Demand for Process Mining technology has grown rapidly across the globe in the last decade. Process Mining solutions have demonstrated clear success rates, significantly improving the internal processes of companies in industries as diverse as audit & assurance, automotive and telecommunications.
Despite its popularity, many companies are still uncertain about what they can achieve with the technology. Certainly, the concept of Process Mining – the power to control your processes – sounds good enough to start using immediately, yet there is still some hesitation.
To simplify things, we’ve narrowed down the advantages of using Process Mining to two, simple reasons:
- Improve efficiency
- Decrease risk
From our experience, these two reasons are fundamental to Process Mining.
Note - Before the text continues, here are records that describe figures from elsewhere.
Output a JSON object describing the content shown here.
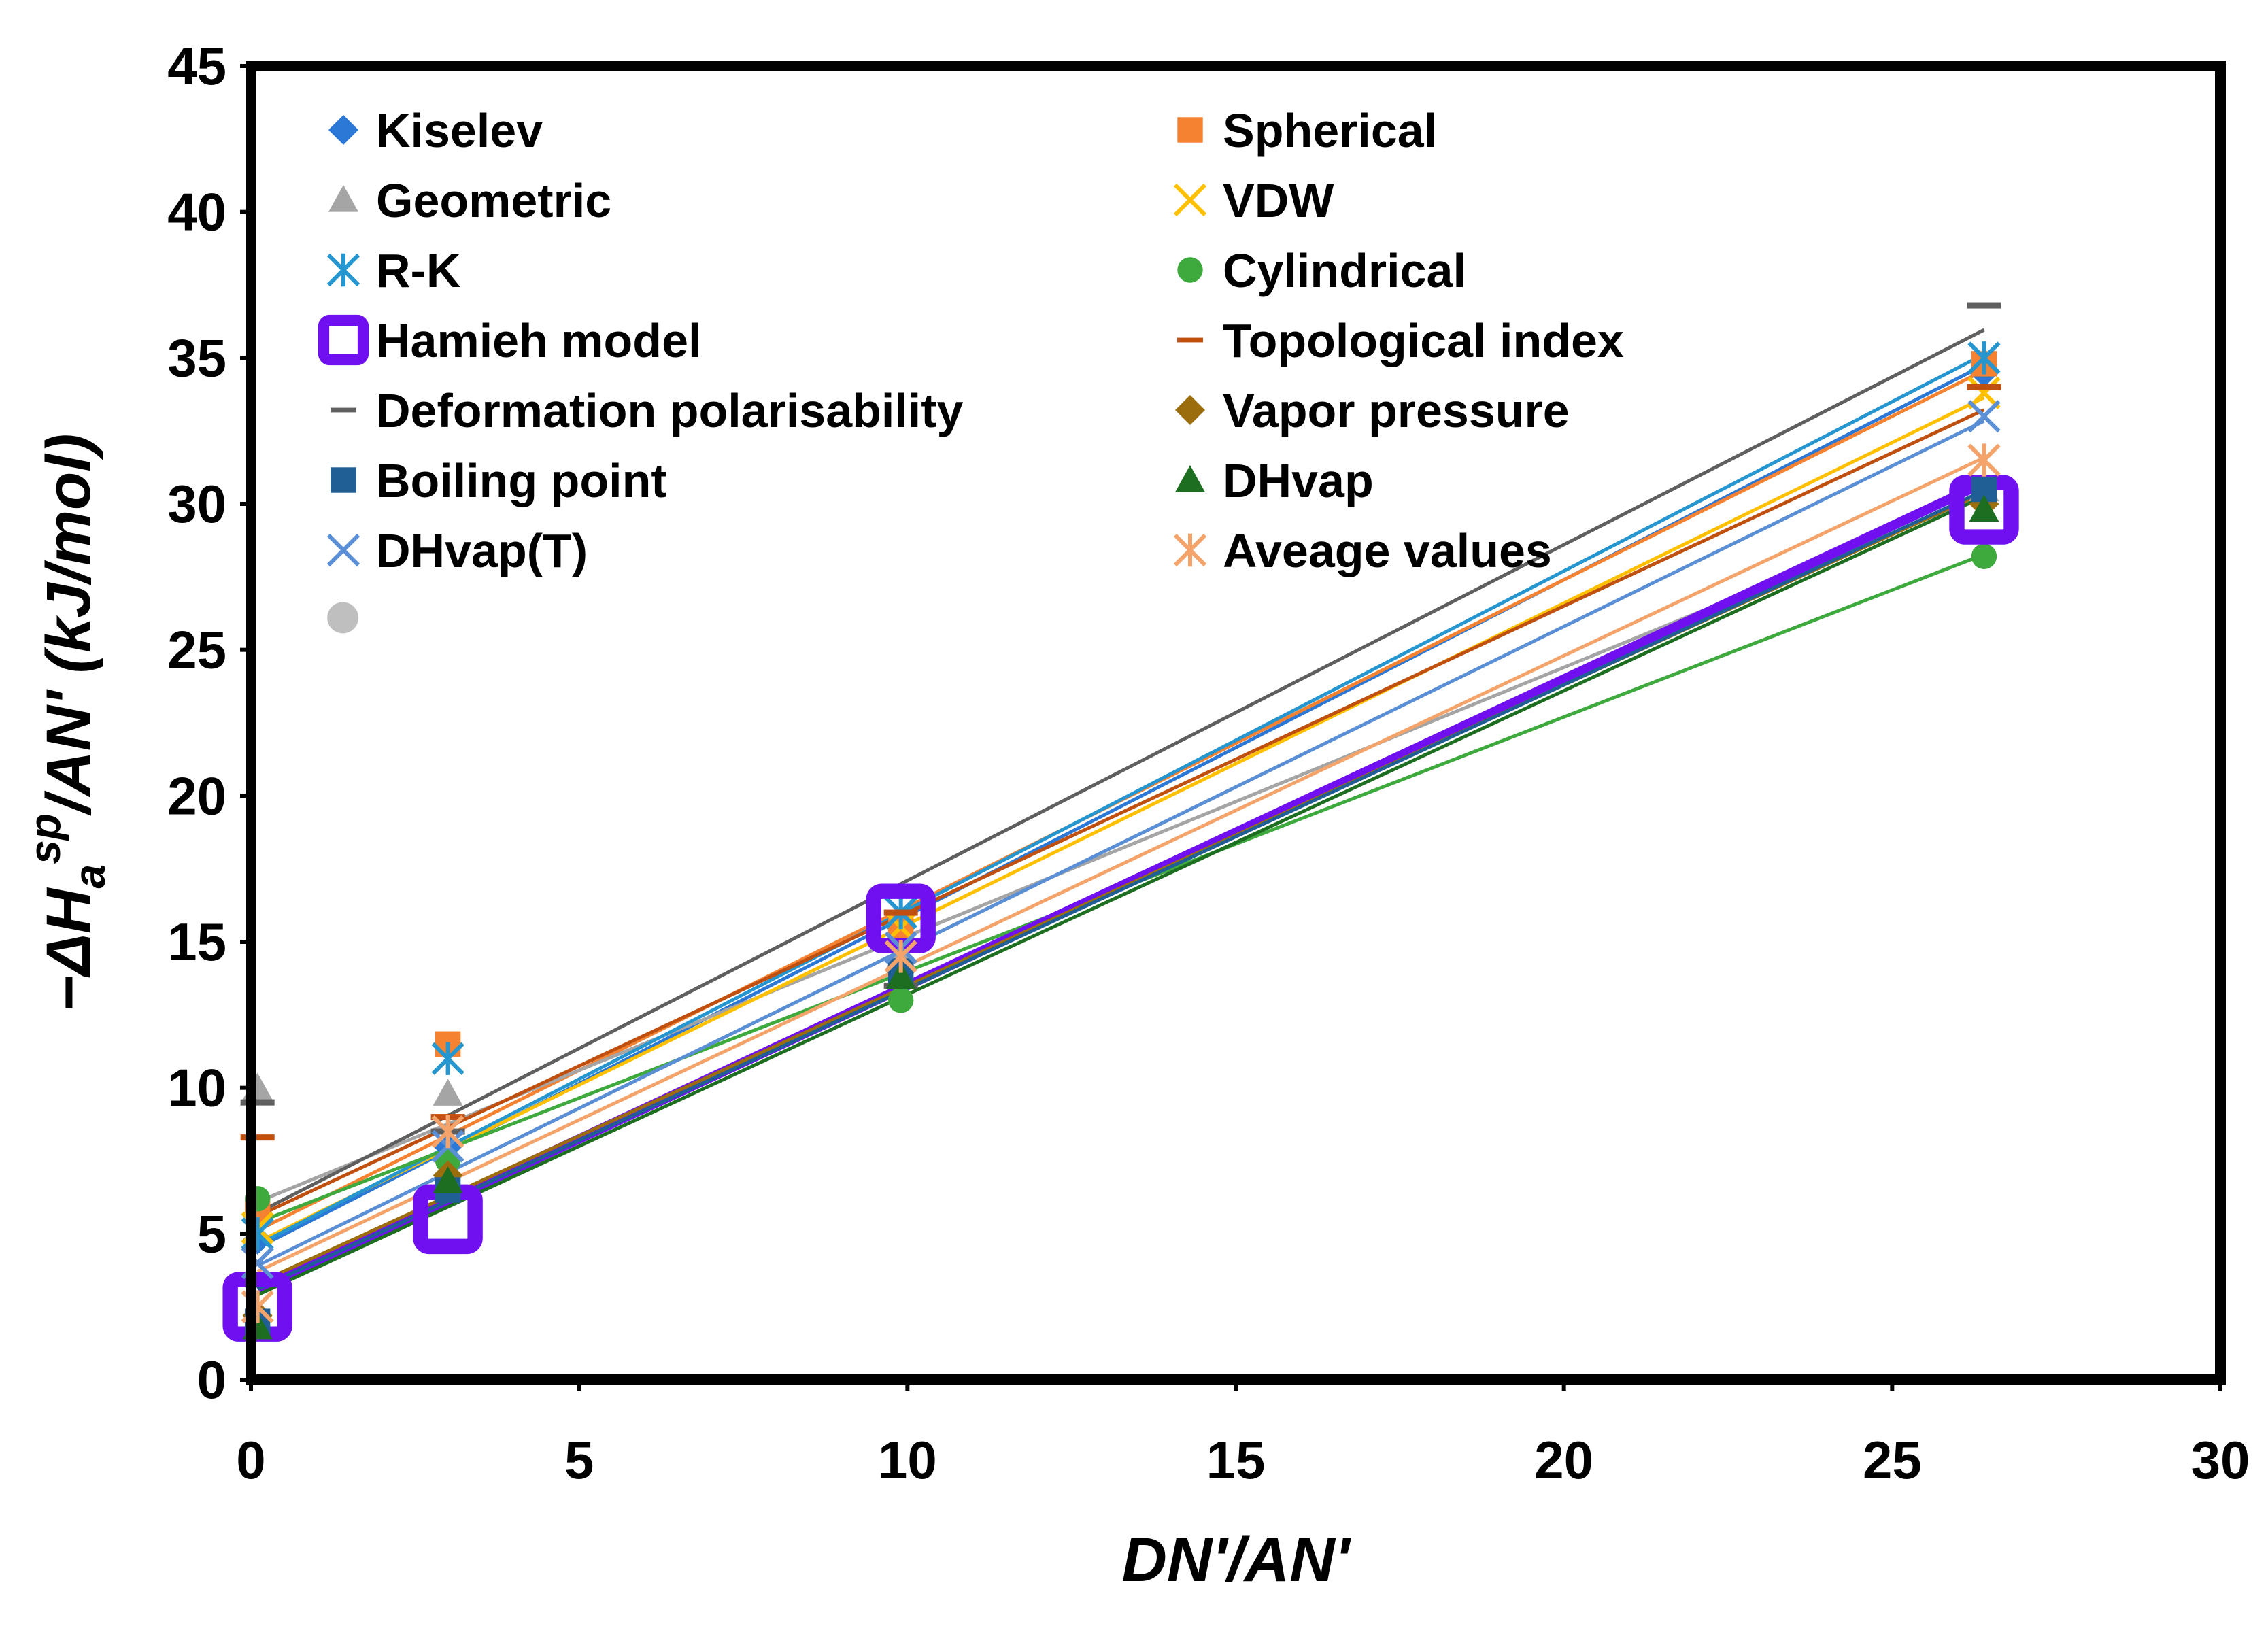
{
  "chart_data": {
    "type": "scatter",
    "xlabel": "DN'/AN'",
    "ylabel_parts": {
      "prefix": "−ΔH",
      "sub": "a",
      "sup": "sp",
      "suffix": "/AN' (kJ/mol)"
    },
    "xlim": [
      0,
      30
    ],
    "ylim": [
      0,
      45
    ],
    "xticks": [
      0,
      5,
      10,
      15,
      20,
      25,
      30
    ],
    "yticks": [
      0,
      5,
      10,
      15,
      20,
      25,
      30,
      35,
      40,
      45
    ],
    "grid": false,
    "legend_position": "top-left",
    "x": [
      0.1,
      3.0,
      9.9,
      26.4
    ],
    "series": [
      {
        "name": "Kiselev",
        "marker": "diamond",
        "color": "#2B78D6",
        "values": [
          4.8,
          8.0,
          15.5,
          34.5
        ],
        "fit": [
          4.4,
          1.15
        ]
      },
      {
        "name": "Spherical",
        "marker": "square",
        "color": "#F58231",
        "values": [
          5.8,
          11.5,
          15.5,
          34.8
        ],
        "fit": [
          5.0,
          1.12
        ]
      },
      {
        "name": "Geometric",
        "marker": "triangle",
        "color": "#A5A5A5",
        "values": [
          10.0,
          9.8,
          14.5,
          30.5
        ],
        "fit": [
          6.0,
          0.92
        ]
      },
      {
        "name": "VDW",
        "marker": "x",
        "color": "#FFC000",
        "values": [
          5.2,
          11.0,
          15.5,
          33.8
        ],
        "fit": [
          4.6,
          1.1
        ]
      },
      {
        "name": "R-K",
        "marker": "asterisk",
        "color": "#2596CF",
        "values": [
          5.0,
          11.0,
          16.0,
          35.0
        ],
        "fit": [
          4.5,
          1.16
        ]
      },
      {
        "name": "Cylindrical",
        "marker": "circle",
        "color": "#3EAA3E",
        "values": [
          6.2,
          7.5,
          13.0,
          28.2
        ],
        "fit": [
          5.3,
          0.87
        ]
      },
      {
        "name": "Hamieh model",
        "marker": "hollow-square",
        "color": "#7010F0",
        "values": [
          2.5,
          5.5,
          15.8,
          29.8
        ],
        "fit": [
          3.0,
          1.05
        ]
      },
      {
        "name": "Topological index",
        "marker": "dash",
        "color": "#C0500F",
        "values": [
          8.3,
          9.0,
          16.0,
          34.0
        ],
        "fit": [
          5.5,
          1.05
        ]
      },
      {
        "name": "Deformation polarisability",
        "marker": "dash",
        "color": "#5F5F5F",
        "values": [
          9.5,
          8.5,
          13.5,
          36.8
        ],
        "fit": [
          5.6,
          1.15
        ]
      },
      {
        "name": "Vapor pressure",
        "marker": "diamond",
        "color": "#9C6D0D",
        "values": [
          2.2,
          7.0,
          14.0,
          30.0
        ],
        "fit": [
          3.2,
          1.03
        ]
      },
      {
        "name": "Boiling point",
        "marker": "square",
        "color": "#1F5F95",
        "values": [
          2.0,
          6.5,
          14.0,
          30.5
        ],
        "fit": [
          3.0,
          1.04
        ]
      },
      {
        "name": "DHvap",
        "marker": "triangle",
        "color": "#1E6E22",
        "values": [
          1.8,
          6.8,
          13.8,
          29.8
        ],
        "fit": [
          2.8,
          1.04
        ]
      },
      {
        "name": "DHvap(T)",
        "marker": "x",
        "color": "#5A8FD6",
        "values": [
          4.0,
          8.0,
          14.8,
          33.0
        ],
        "fit": [
          3.8,
          1.1
        ]
      },
      {
        "name": "Aveage values",
        "marker": "asterisk",
        "color": "#F4A46A",
        "values": [
          2.5,
          8.5,
          14.5,
          31.5
        ],
        "fit": [
          3.6,
          1.06
        ]
      }
    ],
    "extra_points": [
      {
        "marker": "circle",
        "color": "#BFBFBF",
        "x": 1.4,
        "y": 26.1
      }
    ]
  }
}
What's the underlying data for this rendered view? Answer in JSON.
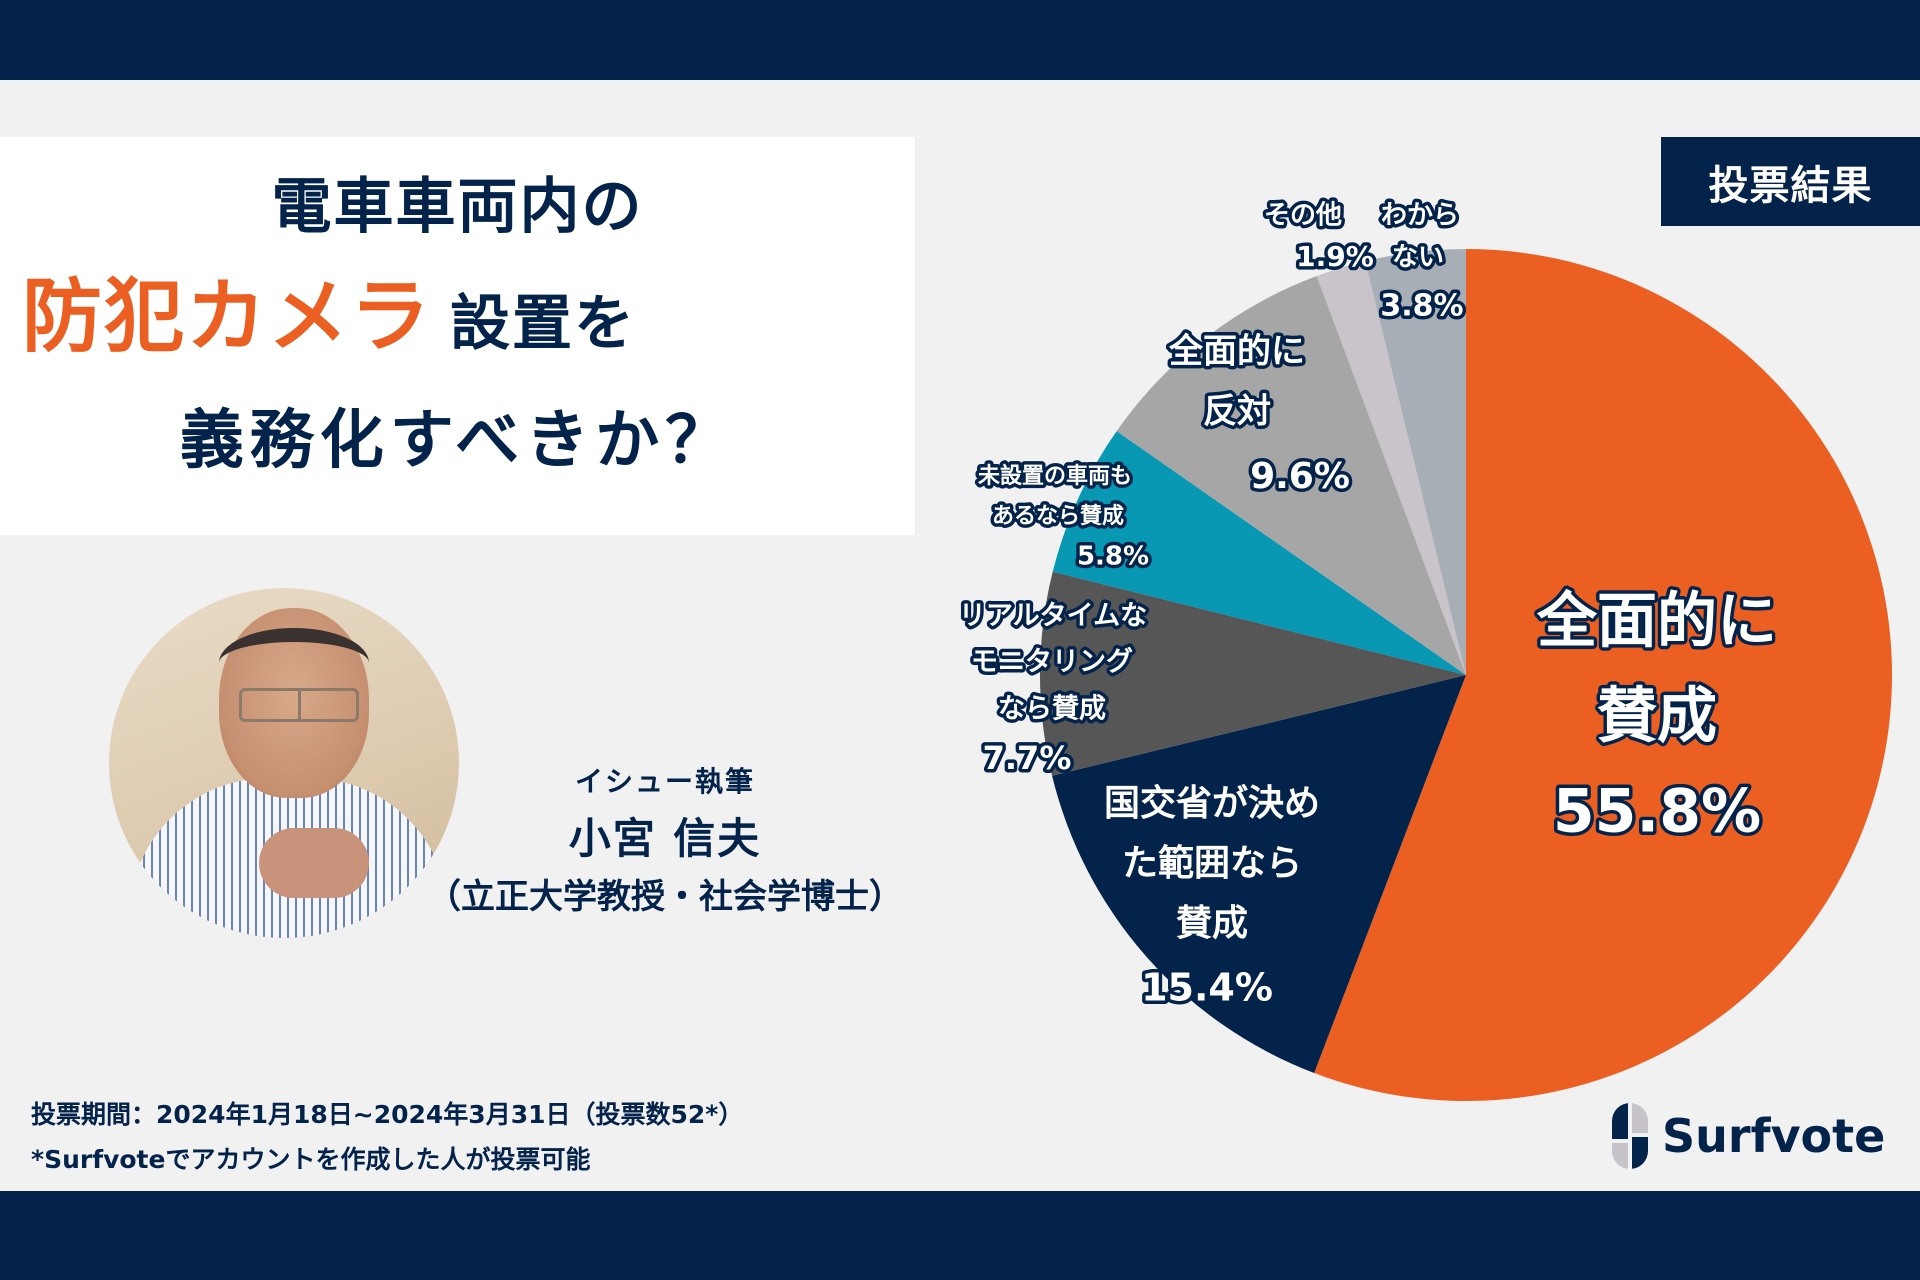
{
  "header": {
    "title_line1": "電車車両内の",
    "title_accent": "防犯カメラ",
    "title_line2_rest": "設置を",
    "title_line3": "義務化すべきか？"
  },
  "badge": {
    "label": "投票結果"
  },
  "author": {
    "role": "イシュー執筆",
    "name": "小宮 信夫",
    "affiliation": "（立正大学教授・社会学博士）",
    "photo_alt": "author-photo"
  },
  "footer": {
    "period": "投票期間：2024年1月18日~2024年3月31日（投票数52*）",
    "note": "*Surfvoteでアカウントを作成した人が投票可能"
  },
  "logo": {
    "text": "Surfvote"
  },
  "colors": {
    "navy": "#03234B",
    "orange": "#EC5F22",
    "background": "#F1F1F1",
    "panel": "#FFFFFF"
  },
  "chart_data": {
    "type": "pie",
    "title": "投票結果",
    "start_angle_deg": 0,
    "direction": "clockwise",
    "total_votes": 52,
    "slices": [
      {
        "label": "全面的に賛成",
        "label_lines": [
          "全面的に",
          "賛成"
        ],
        "value": 55.8,
        "value_label": "55.8%",
        "color": "#EC5F22"
      },
      {
        "label": "国交省が決めた範囲なら賛成",
        "label_lines": [
          "国交省が決め",
          "た範囲なら",
          "賛成"
        ],
        "value": 15.4,
        "value_label": "15.4%",
        "color": "#03234B"
      },
      {
        "label": "リアルタイムなモニタリングなら賛成",
        "label_lines": [
          "リアルタイムな",
          "モニタリング",
          "なら賛成"
        ],
        "value": 7.7,
        "value_label": "7.7%",
        "color": "#565656"
      },
      {
        "label": "未設置の車両もあるなら賛成",
        "label_lines": [
          "未設置の車両も",
          "あるなら賛成"
        ],
        "value": 5.8,
        "value_label": "5.8%",
        "color": "#0898B4"
      },
      {
        "label": "全面的に反対",
        "label_lines": [
          "全面的に",
          "反対"
        ],
        "value": 9.6,
        "value_label": "9.6%",
        "color": "#A6A6A6"
      },
      {
        "label": "その他",
        "label_lines": [
          "その他"
        ],
        "value": 1.9,
        "value_label": "1.9%",
        "color": "#C8C4CA"
      },
      {
        "label": "わからない",
        "label_lines": [
          "わから",
          "ない"
        ],
        "value": 3.8,
        "value_label": "3.8%",
        "color": "#A8AEB6"
      }
    ],
    "legend": "none (labels placed on/near slices)"
  }
}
They aren’t mutually exclusive, as they can be relevant to the same process. They do, however, influence the approach taken in the Process Mining solution and when performing analysis.
So, before we go in-depth about how it affects analysis, let’s take a closer look at each reason.
The constant drive for efficiency is the bane of many C-level managers, who face pressure from all directions: customers, investors, competition, financial markets and more. Therefore, a sure-fire way of deflecting pressure is to increase efficiency.
It sounds easier said than done, but it can be made surprisingly simple with Process Mining. Once inefficient processes have been identified through Process Mining, organizations can be targeted and decisive in their decision making, increasing efficiency and saving substantial costs as a result.
Let’s take an example. Production processes need to run like a well-oiled machine to produce high-quality products. That is, the entire production process, as well as individual activities, need to be profitable with a short time to market. Process Mining ensures most bottlenecks in the production process are identified and prevented, while still producing a high-quality product for customers.
The second basic reason to use Process Mining is to identify potential risks and ensure they are avoided. Naturally, there are some processes where decreasing risk is more important, such as financial processes, where companies have more to lose.
In financial processes, small errors can have big consequences, for instance, when an invoice is paid twice, or a payment isn’t processed at all, or unbudgeted costs need to be allocated as unexpected expenses.
The risk reduction perspective is important for processes where outliers need to be reduced as much as possible.
Let’s look at an example of a transportation company. For their customers, on time delivery is of utmost importance. Deviations from the ideal process can hugely impact revenue and long term customer satisfaction. Deliver a day early and there is no space in the warehouse, deliver a day late and cause further delays along the supply chain. Using Process Mining, our client was able to identify outliers and use this information to make adjustments, resulting in reduced costs and happier customers.
In a similar vein, regulation compliance processes largely rely on risk avoidance. All companies need to comply with certain regulations. For instance, companies need to file tax returns with authorities periodically. If not done on time, they may not receive their tax discount.
What effect does this have on analysis?
In short, the efficiency perspective looks at the majority of the cases within a process and aims to fine-tune where the most gains are realized. With a risk reduction perspective, the focus shifts to the outliers of the process, ensuring the process runs between certain boundaries.
In more detail, when analyzing a process from an efficiency viewpoint, you want the changes that you make to affect most of the cases within your process. For example, if you can decrease the throughput time of 80% of your executions by one hour, you’ll be more effective on overall throughput time, rather than if you looked at individual outliers. In short, the more cases are affected by the changes that you make, the more effective your changes are and the more efficient the process becomes.
For processes that rely on risk management, you’ll have to pay more attention to the outliers. Assuming the desired process flow is low risk, the process that does not follow the recommended path and has a few deviations will probably be riskier. To reduce the outliers, you want to reduce the variations of process execution, by analyzing why these cases do not follow the most common paths.
So, there you have it, two reasons to start using Process Mining and how it affects process analysis. To sum up, whether you want to reduce risk, improve efficiency or if both are a priority, Process Mining is a proven method of optimizing your processes. Once you have a clear overview of your processes, it’s possible to implement the necessary and appropriate changes for continuous process monitoring and improvement.